The DOE “should, in the exercise of its public interest discretion, look beyond these studies to consider the profound tradeoffs that will result from a policy that permits the aggressive export of a valuable fuel source in the U.S. rather than supporting its expanded use domestically.” APGA has protested each export application pending at DOE. “Those protests point out…that the United States is at a crossroads; it can take the path toward energy independence and a manufacturing renaissance or it can reflexively approve LNG exports, with the associated greater profits for the affected companies, but it cannot have it both ways.”

But AGA cited the DOE studies, which found that on balance LNG exports would produce an overall net economic benefit for Americans. “To the extent changes in the current abundant supply outlook, through unreasonable constraints on access to the domestic resource base or unforeseen market transformation, result in significant negative impacts on natural gas consumers, AGA believes that DOE should revisit its policies supporting LNG export authorization, and take suitable corrective action as necessary.

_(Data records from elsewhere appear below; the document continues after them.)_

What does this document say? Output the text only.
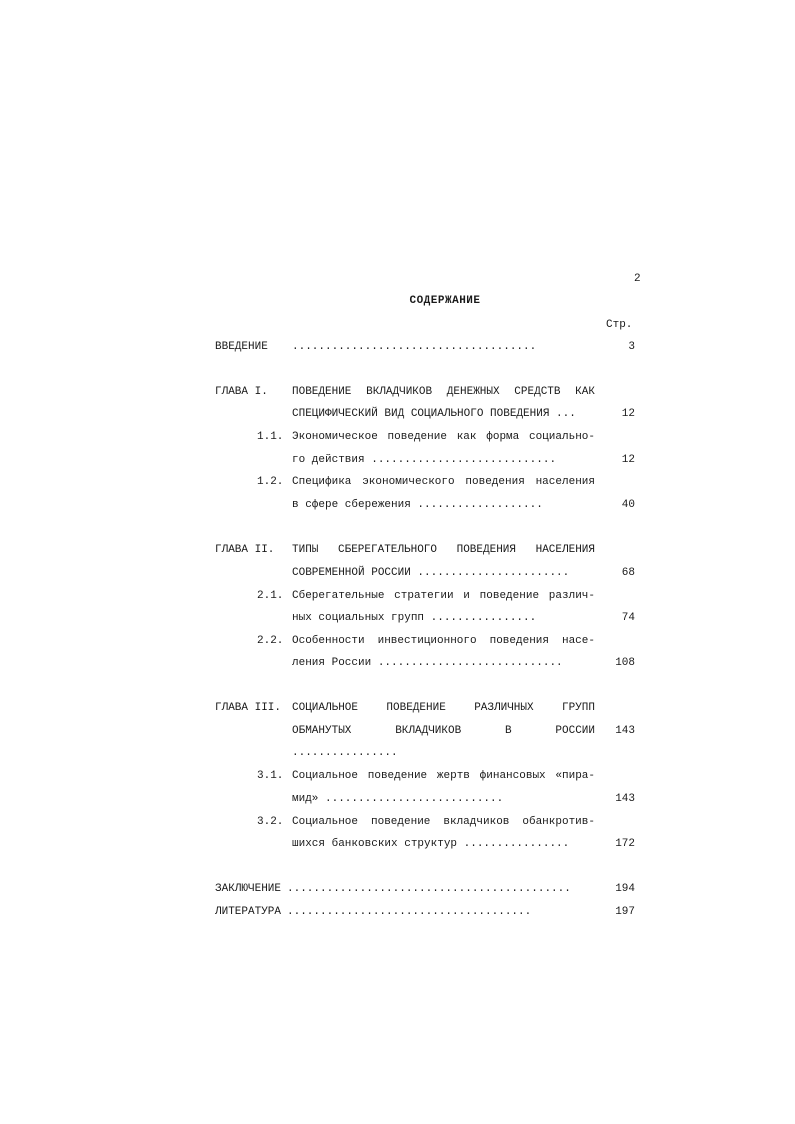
2
СОДЕРЖАНИЕ
Стр.
ВВЕДЕНИЕ .....................................	3
ГЛАВА I. ПОВЕДЕНИЕ ВКЛАДЧИКОВ ДЕНЕЖНЫХ СРЕДСТВ КАК
СПЕЦИФИЧЕСКИЙ ВИД СОЦИАЛЬНОГО ПОВЕДЕНИЯ ...	12
1.1. Экономическое поведение как форма социально-
го действия ............................	12
1.2. Специфика экономического поведения населения
в сфере сбережения ...................	40
ГЛАВА II. ТИПЫ СБЕРЕГАТЕЛЬНОГО ПОВЕДЕНИЯ НАСЕЛЕНИЯ
СОВРЕМЕННОЙ РОССИИ .......................	68
2.1. Сберегательные стратегии и поведение различ-
ных социальных групп ................	74
2.2. Особенности инвестиционного поведения насе-
ления России ............................	108
ГЛАВА III. СОЦИАЛЬНОЕ ПОВЕДЕНИЕ РАЗЛИЧНЫХ ГРУПП
ОБМАНУТЫХ ВКЛАДЧИКОВ В РОССИИ 143
................
3.1. Социальное поведение жертв финансовых «пира-
мид» ...........................	143
3.2. Социальное поведение вкладчиков обанкротив-
шихся банковских структур ................	172
ЗАКЛЮЧЕНИЕ ...........................................	194
ЛИТЕРАТУРА .....................................	197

“For most of the past 30 years, messaging around natural gas supply has often been negative with outlooks reflecting shortages and domestic production reductions. That view has changed dramatically. Natural gas is abundant in North America…Reservoirs of natural gas today are found offshore and onshore, in sandstones, fractured tight sands, carbonate rocks, coal seams and, of course, low-permeability shales. It is this diversity that has enable the United States to become the largest producer of natural gas in the world.”

Given this abundant supply picture, AGA envisions “relative price stability” in the natural gas marketplace over the next decade and beyond. U.S. production capacity is sufficient to satisfy “significant new demand at affordable prices well into the future.” In AGA’s estimation, “a broad range of natural gas demand scenarios representing estimates of potential natural gas consumption from 66-85 Bcf/d can be supported by a natural gas acquisition price in the range of $4-$6.50/MMBtu as measured at the Henry Hub pricing point.”

Lawmakers weighed in. More than 100 members of the House of Representatives called on Energy Secretary Steven Chu to approve LNG export projects.

“The growth of the natural gas industry drives job creation, increases tax revenue, royalties and supports domestic manufacturing. However, the continued growth of this industry is reliant on steady demand…which we believe can responsibly include the export of LNG,” wrote the coalition of 110 House members, both Democrats and Republicans, in a letter to Chu Thursday.

And America’s Natural Gas Alliance said export opponents are basing estimates for natural gas demand than 50% higher than DOE estimates.

As of early January, there were 20 applications pending at the DOE for authorizations to export LNG to countries without free trade agreements with the United States, totaling 22.6 Bcf/d.